Four different approaches for data and analytics

  • Descriptive analytics: provides answers to queries such as "What happened?" What was the revenue in December, for instance? This strategy involves using BI tools and completing reporting chores.

  • Diagnostic analytics: Going a step further, diagnostic analytics poses queries such as "Why did something happen?" For instance, why did revenue decline by 10% from the year before? This method necessitates additional data slicing, dicing, and drill-down.

  • Predictive analytics: We can get the answers to queries like "What will happen?" thanks to predictive analytics. The two main components of this strategy are simulation (which models several possible outcomes) and forecasting (which projects the future for scenarios that are typical).

  • Prescriptive analytics: The ultimate decisions are impacted by prescriptive analytics. "What should we focus on?" and "How could we increase volume by 10%?" are frequent queries.

Use LangChain to generate an LLM-Agent:

We are going to work with LangChain to develop an agent that can evaluate data from an Excel file via the OpenAI API. In order to generate predictions for the future, it will be able to identify correlations between variables, clean up the data, look for a model, and run it.
To put it briefly, it will support us in our daily activities by acting as a Data Scientist Assistant.

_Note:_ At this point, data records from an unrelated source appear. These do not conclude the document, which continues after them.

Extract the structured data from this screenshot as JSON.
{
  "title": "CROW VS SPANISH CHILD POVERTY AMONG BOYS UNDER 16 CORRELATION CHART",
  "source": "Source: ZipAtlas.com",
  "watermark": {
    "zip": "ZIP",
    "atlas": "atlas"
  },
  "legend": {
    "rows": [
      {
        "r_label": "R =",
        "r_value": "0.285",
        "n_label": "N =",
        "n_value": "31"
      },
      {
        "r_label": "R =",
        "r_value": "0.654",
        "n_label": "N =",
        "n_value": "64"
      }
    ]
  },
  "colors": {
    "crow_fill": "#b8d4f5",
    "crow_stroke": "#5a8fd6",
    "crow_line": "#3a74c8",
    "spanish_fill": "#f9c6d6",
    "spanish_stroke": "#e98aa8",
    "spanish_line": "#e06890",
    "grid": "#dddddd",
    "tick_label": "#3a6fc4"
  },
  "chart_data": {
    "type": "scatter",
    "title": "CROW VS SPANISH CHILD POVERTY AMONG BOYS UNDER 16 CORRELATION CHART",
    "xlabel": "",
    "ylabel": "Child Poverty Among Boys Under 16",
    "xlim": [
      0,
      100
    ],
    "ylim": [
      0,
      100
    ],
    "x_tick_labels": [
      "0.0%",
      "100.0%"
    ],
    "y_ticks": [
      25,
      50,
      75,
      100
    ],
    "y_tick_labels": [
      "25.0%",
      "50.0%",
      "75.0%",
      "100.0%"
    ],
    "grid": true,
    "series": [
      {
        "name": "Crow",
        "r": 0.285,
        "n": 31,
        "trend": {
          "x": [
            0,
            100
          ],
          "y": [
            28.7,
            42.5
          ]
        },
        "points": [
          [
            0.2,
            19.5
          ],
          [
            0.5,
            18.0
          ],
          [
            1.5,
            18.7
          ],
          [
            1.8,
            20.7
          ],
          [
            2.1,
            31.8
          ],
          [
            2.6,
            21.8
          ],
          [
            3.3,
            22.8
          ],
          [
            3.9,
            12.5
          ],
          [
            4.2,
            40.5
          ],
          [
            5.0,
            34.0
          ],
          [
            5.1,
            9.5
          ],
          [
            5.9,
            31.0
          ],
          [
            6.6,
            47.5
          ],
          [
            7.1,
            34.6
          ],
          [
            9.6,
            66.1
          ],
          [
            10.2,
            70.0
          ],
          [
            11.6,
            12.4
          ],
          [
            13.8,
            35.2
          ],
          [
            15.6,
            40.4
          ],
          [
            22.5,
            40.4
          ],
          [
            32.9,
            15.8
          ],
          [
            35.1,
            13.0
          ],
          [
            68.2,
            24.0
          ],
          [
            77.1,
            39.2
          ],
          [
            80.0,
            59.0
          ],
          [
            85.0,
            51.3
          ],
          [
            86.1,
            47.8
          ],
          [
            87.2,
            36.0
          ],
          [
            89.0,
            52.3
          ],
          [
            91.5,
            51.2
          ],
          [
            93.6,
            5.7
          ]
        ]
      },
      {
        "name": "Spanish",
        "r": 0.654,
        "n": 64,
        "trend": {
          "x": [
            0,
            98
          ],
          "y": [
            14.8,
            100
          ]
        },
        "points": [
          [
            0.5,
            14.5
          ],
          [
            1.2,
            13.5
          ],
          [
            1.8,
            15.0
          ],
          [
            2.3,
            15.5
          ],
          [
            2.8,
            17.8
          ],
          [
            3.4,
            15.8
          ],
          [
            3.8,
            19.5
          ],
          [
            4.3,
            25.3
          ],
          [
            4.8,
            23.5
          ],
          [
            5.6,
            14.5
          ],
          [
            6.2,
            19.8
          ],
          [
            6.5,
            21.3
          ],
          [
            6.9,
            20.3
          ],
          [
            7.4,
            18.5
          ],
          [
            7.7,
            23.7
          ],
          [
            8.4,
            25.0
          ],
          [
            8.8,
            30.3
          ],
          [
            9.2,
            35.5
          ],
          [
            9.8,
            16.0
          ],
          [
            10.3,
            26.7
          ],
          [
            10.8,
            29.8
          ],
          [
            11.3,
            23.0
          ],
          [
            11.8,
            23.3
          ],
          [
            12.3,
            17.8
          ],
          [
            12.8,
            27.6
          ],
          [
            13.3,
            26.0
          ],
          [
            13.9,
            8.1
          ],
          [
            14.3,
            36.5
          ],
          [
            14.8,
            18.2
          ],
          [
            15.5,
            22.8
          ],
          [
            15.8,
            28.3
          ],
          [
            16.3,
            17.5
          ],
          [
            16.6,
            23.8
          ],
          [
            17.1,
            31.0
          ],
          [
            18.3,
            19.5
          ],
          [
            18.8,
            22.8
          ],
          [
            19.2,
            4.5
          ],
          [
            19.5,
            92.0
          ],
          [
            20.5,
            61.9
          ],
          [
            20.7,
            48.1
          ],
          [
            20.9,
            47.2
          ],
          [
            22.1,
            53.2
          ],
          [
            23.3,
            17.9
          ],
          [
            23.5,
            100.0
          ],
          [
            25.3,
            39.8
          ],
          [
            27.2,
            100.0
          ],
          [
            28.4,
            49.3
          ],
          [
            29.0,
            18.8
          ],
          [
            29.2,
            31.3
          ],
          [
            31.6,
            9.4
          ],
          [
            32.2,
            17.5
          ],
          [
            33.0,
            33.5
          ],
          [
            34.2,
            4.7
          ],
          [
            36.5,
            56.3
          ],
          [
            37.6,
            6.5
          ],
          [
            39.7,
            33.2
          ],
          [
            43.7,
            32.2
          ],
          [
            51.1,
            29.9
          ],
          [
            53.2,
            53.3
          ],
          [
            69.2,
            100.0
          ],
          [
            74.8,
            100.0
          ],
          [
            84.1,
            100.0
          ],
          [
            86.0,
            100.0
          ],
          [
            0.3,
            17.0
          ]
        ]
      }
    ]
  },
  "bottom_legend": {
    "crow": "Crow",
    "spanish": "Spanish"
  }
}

Installing and importing libraries:

!pip install langchain
!pip install langchain_experimental

!pip install --upgrade openai==0.28.1
!pip install tabulate
!pip install xformers

We use the OS library to store environmental variables. Like OPENAI_API_KEY.

Get your OpenAI API Key: https://platform.openai.com/

import os
os.environ["OPENAI_API_KEY"] = "your-api-key"

This is the easiest Agent we can create with LangChain, we only need to import the create_pandas_dataframe_agent.

from langchain.llms import OpenAI

from langchain_experimental.agents.agent_toolkits import create_pandas_dataframe_agent


from langchain.agents import (
    AgentType, #ZERO_SHOT_REACT_DESCRIPTION default value
)

Loading the Data:

import pandas as pd

You can download the CSV. Feel free to use the Dataset you are more interested In, or your own Data.

csv_file='/content/drive/MyDrive/Data/climate_change_data.csv'
creating the document with Pandas.
document = pd.read_csv(csv_file)

Time to create our little assistant, and we need only a call.

We let OpenAI decide which model to use. However, we specify a temperature value of 0 to its parameter, so that it is not imaginative. This is much better when we want the model to be able to give commands to the different libraries it can use.

litte_ds = create_pandas_dataframe_agent(
    OpenAI(temperature=0), document, verbose=True
)

In the first question ask for some trends and a conclusion.

litte_ds.run("Analyze this data, and tell me if you see any trends. \
give me a conclussion with the principal trend")

In the second question I Ask for correlations.

litte_ds.run("Do you see any correlations in the data? If yes tell me the principal.")

The third question is the most difficult.

The agent must select and algorithm, and forecast the Data with this algorithm. As final task I request a Graphic.

litte_ds.run("First clean the data, no null values and prepare to use it in a Machine Leaninrg Model. \
Then decide which model is better to forecast the temperature \
Tell me the decision and use this kind of model to forecast the temperature for the next 15 years \
create a bar graph with the 15 temperatures forecasted.")

 

Conclusion:

This is one of the most effective agents that is also the simplest to use. We've shown how we might have an agent that could follow our directions and use as little as a few lines of code to clean, analyze, and create charts out of our data. Furthermore, it has the ability to make inferences and even determine which algorithm was most effective in forecasting the data.
The field of agents is still in its early stages, and numerous companies like Hugging Face, Microsoft, and Google are joining it. With new language models and new tools, their possibilities are expanding as well.
We cannot afford to miss this revolution, which will bring about many changes.